Confession coquine : mon mentor m’a baisée comme une salope et je kiffe encore
Je suis rentrée il y a deux jours du Cambodge, crevée, mais putain… non, attends, je pense encore à lui. Hector. Mon prof, mon boss, mon bourreau. J’ai fui Paris pour m’éloigner de son emprise, de sa jalousie maladive. Mais ce soir, seule dans mon lit, je me remémore tout. Comme si c’était hier.
C’était la fin de mon stage. Pot de départ au cabinet. Tout le monde trinque, rit. Hector fait son discours froid, distant. Les gens partent un à un. Bises, encouragements. Et là, seule avec lui. Je tends la main. Il la serre, me fixe. ‘Pourquoi pas une bise comme tout le monde ?’ Sa voix grave, rauque. Mon cœur cogne. Je rougis, tends la joue. Mais non. Il attrape mon visage, m’attire. Ses lèvres écrasent les miennes. Dur, possessif. Odeur de son aftershave boisé, mélange de whisky.
La première baise sauvage au pot de départ
Il me plaque au mur. Sa main sous ma jupe, déjà. ‘T’es une petite salope, hein ?’ murmure-t-il. Je gémis, oui. Il déchire ma culotte. Son sexe raide contre moi. Il entre d’un coup, brutal. Mes mains contre le mur froid, fesses cambrées. Claques sèches sur mes joues. Bruit sec, feu sur la peau. ‘Salope ! Prends-la !’ Il pistonner fort, mes seins ballottent hors du soutif. Odeur de sueur, de chatte mouillée. Je jouis vite, cris étouffés. Il griffe mon cou, tire mes cheveux. Crache dedans avant de me remplir. Chaud, gluant. Puis il se retire, se rhabille. ‘Pars.’ Sans un regard. J’ai déchiré le chèque, claqué la porte. Humiliée, mais ma chatte palpitait encore.
Malgré ça, j’ai craqué. Son SMS minuit : ‘T’as envie de ma queue ?’ Direct, sale. ‘Bonjour d’abord.’ ‘T’es une pute.’ Salaud. Mais oui. À la garçonnière. Porte ouverte, il m’attrape par les cheveux. Bouche ouverte, sa bite énorme au fond de la gorge. Goût salé, veines gonflées. Je bave, tousse. ‘Suce, pute !’ Il me baise la bouche, couilles contre mon menton. Puis me jette sur le lit. À quatre pattes. Pouce dans le cul, il ramone. Bruits de peaux qui claquent, wet wet de ma mouille. ‘Supplie !’ ‘Baise-moi fort, Hector !’ Il mord mon épaule, sueur qui goutte. Je hurle, orgasme violent. Il se vide sur mon ventre, part. ‘Garde les clés.’ Comme une pute payée en toit.
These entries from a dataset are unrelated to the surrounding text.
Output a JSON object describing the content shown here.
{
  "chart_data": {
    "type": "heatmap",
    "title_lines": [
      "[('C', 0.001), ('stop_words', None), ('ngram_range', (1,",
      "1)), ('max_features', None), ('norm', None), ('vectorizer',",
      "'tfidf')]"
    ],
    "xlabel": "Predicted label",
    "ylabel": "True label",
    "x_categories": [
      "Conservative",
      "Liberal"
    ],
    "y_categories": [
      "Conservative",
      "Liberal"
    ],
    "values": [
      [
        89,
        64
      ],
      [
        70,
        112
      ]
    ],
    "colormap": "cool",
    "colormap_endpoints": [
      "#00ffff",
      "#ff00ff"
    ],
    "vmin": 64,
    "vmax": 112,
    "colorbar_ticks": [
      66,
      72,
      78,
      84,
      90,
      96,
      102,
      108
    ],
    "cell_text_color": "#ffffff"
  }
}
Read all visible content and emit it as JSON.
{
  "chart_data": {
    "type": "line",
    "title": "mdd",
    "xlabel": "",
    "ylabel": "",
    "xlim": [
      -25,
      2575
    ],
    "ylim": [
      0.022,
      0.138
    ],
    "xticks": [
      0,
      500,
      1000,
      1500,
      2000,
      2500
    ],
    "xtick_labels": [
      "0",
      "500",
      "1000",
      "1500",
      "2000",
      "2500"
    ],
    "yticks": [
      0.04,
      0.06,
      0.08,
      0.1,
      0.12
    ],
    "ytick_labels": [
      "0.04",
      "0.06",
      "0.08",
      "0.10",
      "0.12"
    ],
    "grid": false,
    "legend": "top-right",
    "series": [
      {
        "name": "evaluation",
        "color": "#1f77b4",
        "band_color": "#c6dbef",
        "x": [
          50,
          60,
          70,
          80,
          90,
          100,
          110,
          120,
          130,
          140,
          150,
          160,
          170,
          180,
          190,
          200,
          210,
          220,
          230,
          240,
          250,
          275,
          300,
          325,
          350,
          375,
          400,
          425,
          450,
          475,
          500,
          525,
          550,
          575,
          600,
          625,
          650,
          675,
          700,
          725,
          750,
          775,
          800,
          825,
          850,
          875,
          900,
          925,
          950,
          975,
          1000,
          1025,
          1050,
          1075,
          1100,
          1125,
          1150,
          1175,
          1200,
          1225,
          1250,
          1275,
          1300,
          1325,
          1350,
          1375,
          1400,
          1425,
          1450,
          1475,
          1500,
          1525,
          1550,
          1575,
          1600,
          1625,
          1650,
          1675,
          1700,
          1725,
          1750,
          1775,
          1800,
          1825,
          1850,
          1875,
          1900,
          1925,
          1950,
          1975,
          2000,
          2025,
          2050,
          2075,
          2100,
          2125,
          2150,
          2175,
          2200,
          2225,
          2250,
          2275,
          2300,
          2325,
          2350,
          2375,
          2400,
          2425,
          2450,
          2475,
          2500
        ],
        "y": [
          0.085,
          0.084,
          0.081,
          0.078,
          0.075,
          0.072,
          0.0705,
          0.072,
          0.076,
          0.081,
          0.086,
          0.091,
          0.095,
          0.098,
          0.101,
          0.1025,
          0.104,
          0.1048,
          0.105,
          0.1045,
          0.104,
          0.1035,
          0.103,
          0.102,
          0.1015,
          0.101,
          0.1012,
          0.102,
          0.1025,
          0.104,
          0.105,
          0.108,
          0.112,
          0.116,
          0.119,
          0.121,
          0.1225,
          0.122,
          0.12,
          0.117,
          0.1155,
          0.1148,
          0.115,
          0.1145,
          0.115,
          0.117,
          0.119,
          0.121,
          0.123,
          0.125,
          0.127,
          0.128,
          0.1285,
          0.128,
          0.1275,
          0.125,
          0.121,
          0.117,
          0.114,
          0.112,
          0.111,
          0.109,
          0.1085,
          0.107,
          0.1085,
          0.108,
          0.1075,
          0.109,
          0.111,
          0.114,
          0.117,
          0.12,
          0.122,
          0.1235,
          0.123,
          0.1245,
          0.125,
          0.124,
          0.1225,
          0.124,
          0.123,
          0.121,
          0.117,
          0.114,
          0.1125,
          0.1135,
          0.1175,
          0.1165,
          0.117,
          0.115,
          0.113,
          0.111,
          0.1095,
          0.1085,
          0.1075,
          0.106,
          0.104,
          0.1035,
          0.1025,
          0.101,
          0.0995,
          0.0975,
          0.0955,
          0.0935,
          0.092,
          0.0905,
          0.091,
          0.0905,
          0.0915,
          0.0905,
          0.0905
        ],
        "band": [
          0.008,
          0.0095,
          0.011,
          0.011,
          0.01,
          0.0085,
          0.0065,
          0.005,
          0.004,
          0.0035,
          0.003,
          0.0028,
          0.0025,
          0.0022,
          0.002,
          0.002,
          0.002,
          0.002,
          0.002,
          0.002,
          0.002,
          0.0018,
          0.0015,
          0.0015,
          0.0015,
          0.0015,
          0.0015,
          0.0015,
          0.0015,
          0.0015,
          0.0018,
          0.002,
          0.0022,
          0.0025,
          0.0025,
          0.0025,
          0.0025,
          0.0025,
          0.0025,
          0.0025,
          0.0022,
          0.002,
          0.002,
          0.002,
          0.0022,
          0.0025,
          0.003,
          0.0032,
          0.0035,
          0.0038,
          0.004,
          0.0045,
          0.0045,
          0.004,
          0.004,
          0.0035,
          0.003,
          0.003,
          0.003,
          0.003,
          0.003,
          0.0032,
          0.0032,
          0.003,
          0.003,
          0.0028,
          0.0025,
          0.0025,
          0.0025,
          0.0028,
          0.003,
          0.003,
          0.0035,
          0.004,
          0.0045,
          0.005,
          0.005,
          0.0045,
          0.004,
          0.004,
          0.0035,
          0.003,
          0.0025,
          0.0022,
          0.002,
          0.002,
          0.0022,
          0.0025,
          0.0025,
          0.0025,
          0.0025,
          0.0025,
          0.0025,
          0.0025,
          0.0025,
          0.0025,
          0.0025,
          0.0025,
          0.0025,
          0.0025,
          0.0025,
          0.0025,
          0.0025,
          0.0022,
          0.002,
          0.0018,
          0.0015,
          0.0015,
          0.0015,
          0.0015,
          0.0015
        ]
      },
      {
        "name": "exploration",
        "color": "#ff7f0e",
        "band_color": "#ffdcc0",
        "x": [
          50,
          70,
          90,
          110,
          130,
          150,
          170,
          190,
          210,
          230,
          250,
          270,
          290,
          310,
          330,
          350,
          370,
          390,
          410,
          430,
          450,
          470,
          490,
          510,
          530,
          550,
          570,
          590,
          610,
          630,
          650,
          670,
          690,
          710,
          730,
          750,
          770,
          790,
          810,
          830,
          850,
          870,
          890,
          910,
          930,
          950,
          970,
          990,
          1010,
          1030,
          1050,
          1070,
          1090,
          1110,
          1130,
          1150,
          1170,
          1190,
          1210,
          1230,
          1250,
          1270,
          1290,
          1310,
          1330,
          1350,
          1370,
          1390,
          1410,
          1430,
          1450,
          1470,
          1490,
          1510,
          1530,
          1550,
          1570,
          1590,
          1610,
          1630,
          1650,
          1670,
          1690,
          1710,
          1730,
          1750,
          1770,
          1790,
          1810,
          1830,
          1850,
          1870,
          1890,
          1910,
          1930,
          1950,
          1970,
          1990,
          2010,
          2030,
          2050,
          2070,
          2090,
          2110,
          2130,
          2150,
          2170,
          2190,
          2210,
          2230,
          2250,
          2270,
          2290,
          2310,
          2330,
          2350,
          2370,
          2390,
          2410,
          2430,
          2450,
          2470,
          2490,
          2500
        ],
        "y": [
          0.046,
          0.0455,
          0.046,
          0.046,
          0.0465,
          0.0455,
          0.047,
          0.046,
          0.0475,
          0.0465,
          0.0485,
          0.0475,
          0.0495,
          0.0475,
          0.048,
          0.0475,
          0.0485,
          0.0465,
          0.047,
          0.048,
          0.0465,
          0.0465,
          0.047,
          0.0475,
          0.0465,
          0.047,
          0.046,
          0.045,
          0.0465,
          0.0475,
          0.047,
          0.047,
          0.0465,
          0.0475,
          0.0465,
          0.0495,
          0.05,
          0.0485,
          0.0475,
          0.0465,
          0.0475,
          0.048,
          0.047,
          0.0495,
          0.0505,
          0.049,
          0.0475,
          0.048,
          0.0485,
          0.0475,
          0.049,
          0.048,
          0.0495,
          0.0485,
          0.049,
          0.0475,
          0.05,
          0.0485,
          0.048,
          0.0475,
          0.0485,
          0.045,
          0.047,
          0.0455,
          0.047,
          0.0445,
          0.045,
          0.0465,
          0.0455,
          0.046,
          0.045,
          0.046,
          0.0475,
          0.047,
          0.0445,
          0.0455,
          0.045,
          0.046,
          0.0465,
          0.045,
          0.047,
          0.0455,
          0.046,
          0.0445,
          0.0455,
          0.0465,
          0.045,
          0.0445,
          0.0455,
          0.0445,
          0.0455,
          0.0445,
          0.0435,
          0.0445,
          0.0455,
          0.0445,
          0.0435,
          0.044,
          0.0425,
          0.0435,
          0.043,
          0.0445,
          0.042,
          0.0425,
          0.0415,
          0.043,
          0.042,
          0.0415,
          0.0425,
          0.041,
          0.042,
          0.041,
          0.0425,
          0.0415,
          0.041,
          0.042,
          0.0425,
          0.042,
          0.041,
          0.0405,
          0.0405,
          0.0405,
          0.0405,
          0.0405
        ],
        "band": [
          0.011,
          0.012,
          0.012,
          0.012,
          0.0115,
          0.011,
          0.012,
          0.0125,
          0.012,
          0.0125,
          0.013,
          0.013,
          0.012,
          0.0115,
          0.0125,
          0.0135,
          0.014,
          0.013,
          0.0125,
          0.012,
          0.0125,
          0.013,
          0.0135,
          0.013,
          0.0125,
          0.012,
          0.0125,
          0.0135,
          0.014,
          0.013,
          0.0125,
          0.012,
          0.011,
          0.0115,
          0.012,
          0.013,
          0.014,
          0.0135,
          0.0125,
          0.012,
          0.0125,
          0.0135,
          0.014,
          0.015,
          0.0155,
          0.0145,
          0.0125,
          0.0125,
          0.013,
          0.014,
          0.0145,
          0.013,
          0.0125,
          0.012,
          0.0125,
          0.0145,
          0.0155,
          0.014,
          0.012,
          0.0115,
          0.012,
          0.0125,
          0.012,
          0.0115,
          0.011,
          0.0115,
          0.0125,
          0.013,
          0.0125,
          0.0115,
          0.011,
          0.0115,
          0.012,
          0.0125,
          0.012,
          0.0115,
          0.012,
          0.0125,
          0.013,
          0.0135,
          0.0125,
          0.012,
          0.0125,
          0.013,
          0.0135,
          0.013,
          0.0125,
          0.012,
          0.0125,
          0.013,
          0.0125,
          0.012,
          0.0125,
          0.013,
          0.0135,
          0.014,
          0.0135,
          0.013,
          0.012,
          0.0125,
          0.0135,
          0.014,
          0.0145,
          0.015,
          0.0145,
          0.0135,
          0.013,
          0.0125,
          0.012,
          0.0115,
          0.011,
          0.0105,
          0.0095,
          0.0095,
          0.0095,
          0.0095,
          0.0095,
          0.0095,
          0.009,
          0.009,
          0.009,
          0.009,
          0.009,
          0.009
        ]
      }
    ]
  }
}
L’emprise toxique et les nuits de fou
Les mois suivants, l’enfer addictif. Jalousie folle. Il me teste : ramène son pote Alain et une salope. Vodka, rires. Ils baisent sur le canap’. Lui la défonce, elle glougloute. Alain vers moi. ‘Viens.’ Ses mains chaudes sur mes hanches. Hector ordonne du regard. Alain me porte au lit. Langue douce dans mon cou, odeur musquée. Il lèche mes seins, tétons durs. Bite épaisse, lente. ‘T’aimes ?’ ‘Oui… oh oui.’ Missionnaire, il embrasse, alterne coups lents, profonds. Je jouis en criant. Hector crache dans la chatte de l’autre pile poil. Puis crise : ‘T’es à moi !’ Il me défonce le cul, douleur feu, larmes. Mais j’adore.
Alain seul parfois. Tendre, payé par Hector – j’ai appris plus tard. Il me caresse partout, langue experte sur mon clito. Odeur de son sexe propre. Je le chevauche, gémis. ‘Dis-moi que t’aimes.’ ‘J’adore ta queue.’ On jouit ensemble, enlacés. Hector regarde, figé. Jamais de mots doux de lui. Juste baise bestiale. Boîtes libertines : bites anonymes dans tous les trous. Sueur, sperme partout. J’ai fui chez Céline, signé pour le Cambodge.
Ici, temples, chaleur moite. Mais la nuit, je me touche en pensant à ses claques, sa raideur. Il me manque, ce salaud. Besoin d’un mec qui m’aime vraiment. Mais pour l’instant, je mouille encore pour lui.